Kışa girerken siz de kendinizi güzel hissetmek ve etrafınıza güzel bir ışık saçmak istiyorsanız işte bizden size özel birkaç tavsiye.
Kışın etkisini nasıl doğada görüyorsak cildimizde de aynı şekilde görürüz. Yapraklar nasıl kuruyup dallarından dökülüyorsa, bizim de cildimiz öyle kuruyor. Kışın özellikle ayaklarımızın, boynumuzun, ellerimizin bakıma ihtiyacı var. Kuruyan cildinizin ışıldaması için masaj yaptırmayı unutmayın. Ellerinize, mutlaka el losyonu ile masaj yapın. Kış boyunca masal prensesleri gibi süzülmek istiyorsanız işte size birkaç basit öneri:
Pürüzsüz bir cilt için...
Hardal yağı, zeytin ve susam yağını karıştırırarak tüm vücudunuza sürün. Cildinizin bebek gibi olduğunu hissedeceksiniz.
Cildinizi yenilemeye ne dersiniz?
Meyve asitleri, ölü deri hücrelerinin atılmasını sağlar. Bir portakalı alıp ikiye bölün ve yarısını bir kaba sıkın, içerisine toz şeker ve zeytin yağı ekledikten sonra karıştırın. Portakalın diğer yarısı ile vücudunuzun kuru bölgelerini ovun (diz kapakları ve dirseklerinizi gibi yoğun kuruluk olan bölgeleri). Son olarak da ölü deriyi temizlemek için karışımı sürüp tekrar ovun. Bol miktarda suyla duruladıktan sonra cildinizin nefes aldığını hissedeceksiniz.
Dudaklarıınızı çatlaklardan uzak tutun...

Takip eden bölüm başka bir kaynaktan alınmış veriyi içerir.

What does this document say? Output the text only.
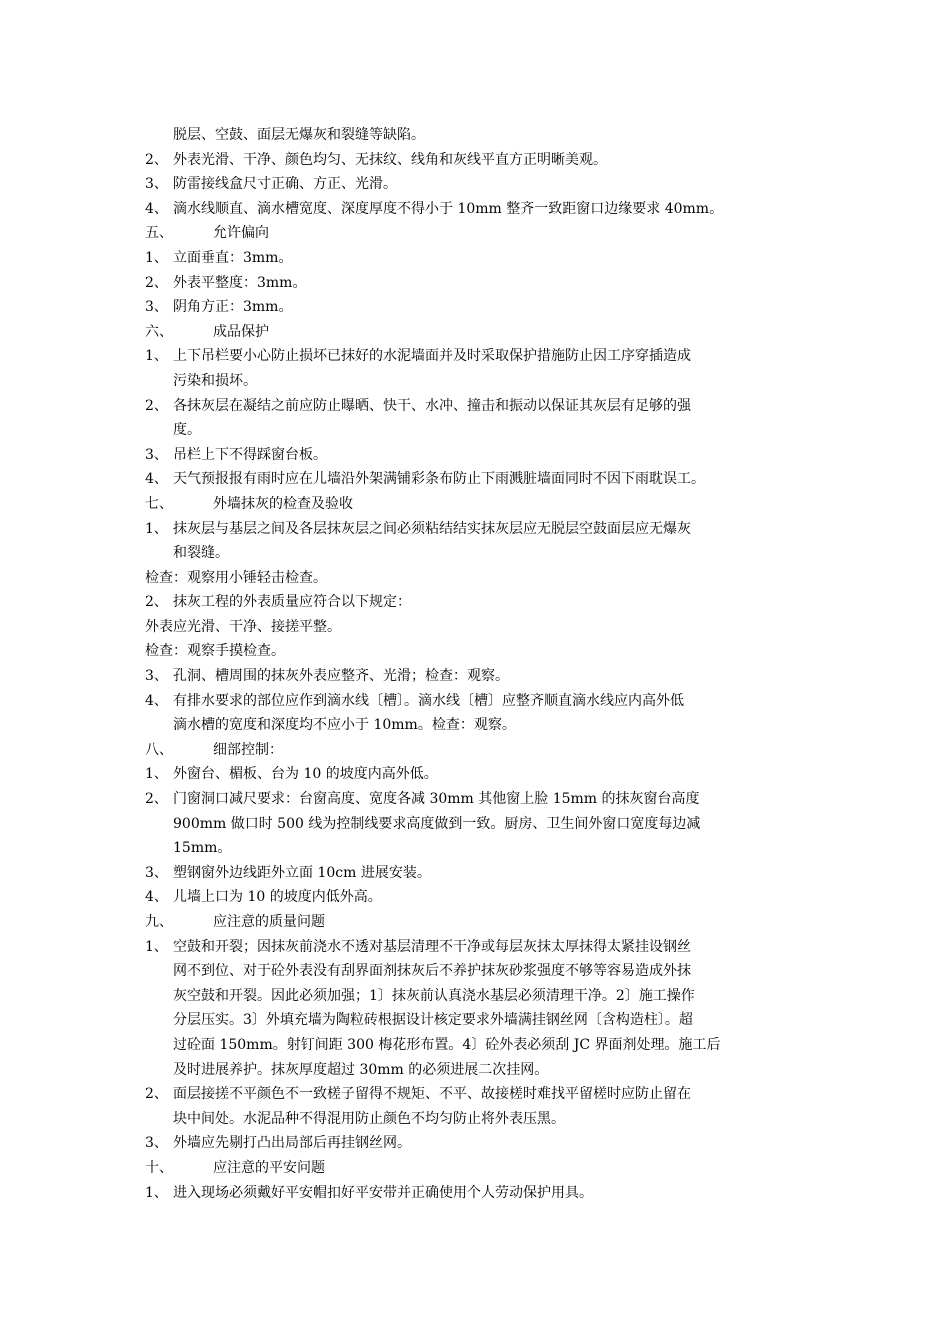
脱层、空鼓、面层无爆灰和裂缝等缺陷。
2、 外表光滑、干净、颜色均匀、无抹纹、线角和灰线平直方正明晰美观。
3、 防雷接线盒尺寸正确、方正、光滑。
4、 滴水线顺直、滴水槽宽度、深度厚度不得小于 10mm 整齐一致距窗口边缘要求 40mm。
五、	允许偏向
1、 立面垂直：3mm。
2、 外表平整度：3mm。
3、 阴角方正：3mm。
六、	成品保护
1、 上下吊栏要小心防止损坏已抹好的水泥墙面并及时采取保护措施防止因工序穿插造成
污染和损坏。
2、 各抹灰层在凝结之前应防止曝晒、快干、水冲、撞击和振动以保证其灰层有足够的强
度。
3、 吊栏上下不得踩窗台板。
4、 天气预报报有雨时应在儿墙沿外架满铺彩条布防止下雨溅脏墙面同时不因下雨耽误工。
七、	外墙抹灰的检查及验收
1、 抹灰层与基层之间及各层抹灰层之间必须粘结结实抹灰层应无脱层空鼓面层应无爆灰
和裂缝。
检查：观察用小锤轻击检查。
2、 抹灰工程的外表质量应符合以下规定：
外表应光滑、干净、接搓平整。
检查：观察手摸检查。
3、 孔洞、槽周围的抹灰外表应整齐、光滑；检查：观察。
4、 有排水要求的部位应作到滴水线〔槽〕。滴水线〔槽〕应整齐顺直滴水线应内高外低
滴水槽的宽度和深度均不应小于 10mm。检查：观察。
八、	细部控制：
1、 外窗台、楣板、台为 10 的坡度内高外低。
2、 门窗洞口减尺要求：台窗高度、宽度各减 30mm 其他窗上脸 15mm 的抹灰窗台高度
900mm 做口时 500 线为控制线要求高度做到一致。厨房、卫生间外窗口宽度每边减
15mm。
3、 塑钢窗外边线距外立面 10cm 进展安装。
4、 儿墙上口为 10 的坡度内低外高。
九、	应注意的质量问题
1、 空鼓和开裂；因抹灰前浇水不透对基层清理不干净或每层灰抹太厚抹得太紧挂设钢丝
网不到位、对于砼外表没有刮界面剂抹灰后不养护抹灰砂浆强度不够等容易造成外抹
灰空鼓和开裂。因此必须加强；1〕抹灰前认真浇水基层必须清理干净。2〕施工操作
分层压实。3〕外填充墙为陶粒砖根据设计核定要求外墙满挂钢丝网〔含构造柱〕。超
过砼面 150mm。射钉间距 300 梅花形布置。4〕砼外表必须刮 JC 界面剂处理。施工后
及时进展养护。抹灰厚度超过 30mm 的必须进展二次挂网。
2、 面层接搓不平颜色不一致槎子留得不规矩、不平、故接槎时难找平留槎时应防止留在
块中间处。水泥品种不得混用防止颜色不均匀防止将外表压黑。
3、 外墙应先剔打凸出局部后再挂钢丝网。
十、	应注意的平安问题
1、 进入现场必须戴好平安帽扣好平安带并正确使用个人劳动保护用具。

Dolgun, bakımlı ve güzel görünen dudak dişiliğin ve seksiliğin sembolüdür. Dudaklarımız çok hassas olduğu için özel bir bakım ister. Dudaklarınız, kışın normalden çok daha fazla kurup çatlar. Düzenli olarak güzel bir dudak bakımı ile korumalısınız. Dudaklarınızın daha dolgun ve çatlaksız bir görünüme kavuştuğunu göreceksiniz.

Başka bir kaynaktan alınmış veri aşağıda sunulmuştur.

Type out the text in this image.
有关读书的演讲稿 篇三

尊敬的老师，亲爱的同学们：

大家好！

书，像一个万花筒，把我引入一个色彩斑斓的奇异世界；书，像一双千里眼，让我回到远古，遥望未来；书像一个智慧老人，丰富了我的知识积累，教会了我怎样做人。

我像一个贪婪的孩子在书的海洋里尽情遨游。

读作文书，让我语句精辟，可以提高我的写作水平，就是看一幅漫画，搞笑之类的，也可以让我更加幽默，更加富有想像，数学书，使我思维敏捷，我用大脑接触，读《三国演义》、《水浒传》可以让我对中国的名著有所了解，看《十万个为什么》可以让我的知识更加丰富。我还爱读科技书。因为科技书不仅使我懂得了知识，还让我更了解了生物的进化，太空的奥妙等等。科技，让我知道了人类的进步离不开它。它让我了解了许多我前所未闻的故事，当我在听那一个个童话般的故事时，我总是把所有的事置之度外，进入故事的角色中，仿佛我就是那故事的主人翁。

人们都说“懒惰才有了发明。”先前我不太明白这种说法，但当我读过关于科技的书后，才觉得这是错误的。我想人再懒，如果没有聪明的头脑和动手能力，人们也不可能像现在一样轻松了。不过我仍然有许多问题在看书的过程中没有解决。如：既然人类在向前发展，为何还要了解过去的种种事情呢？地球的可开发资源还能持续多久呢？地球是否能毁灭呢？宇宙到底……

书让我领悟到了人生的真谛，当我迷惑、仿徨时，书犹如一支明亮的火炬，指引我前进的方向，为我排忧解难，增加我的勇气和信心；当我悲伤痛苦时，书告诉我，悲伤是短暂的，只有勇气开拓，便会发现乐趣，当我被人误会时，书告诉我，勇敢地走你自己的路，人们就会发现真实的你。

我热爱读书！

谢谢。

Tırnaklarınızın kırılmasını engelleyebilirsiniz...
Belli aralıklarla tırnaklarınıza tırnak yağı sürün. Tırnaklarınız zayıfsa, kolay kırılıyorsa problem az su içmeniz ile ilgili olabilir. Bol bol su içmeyi unutmayın.
Güçlü saçlara sahip olmak için...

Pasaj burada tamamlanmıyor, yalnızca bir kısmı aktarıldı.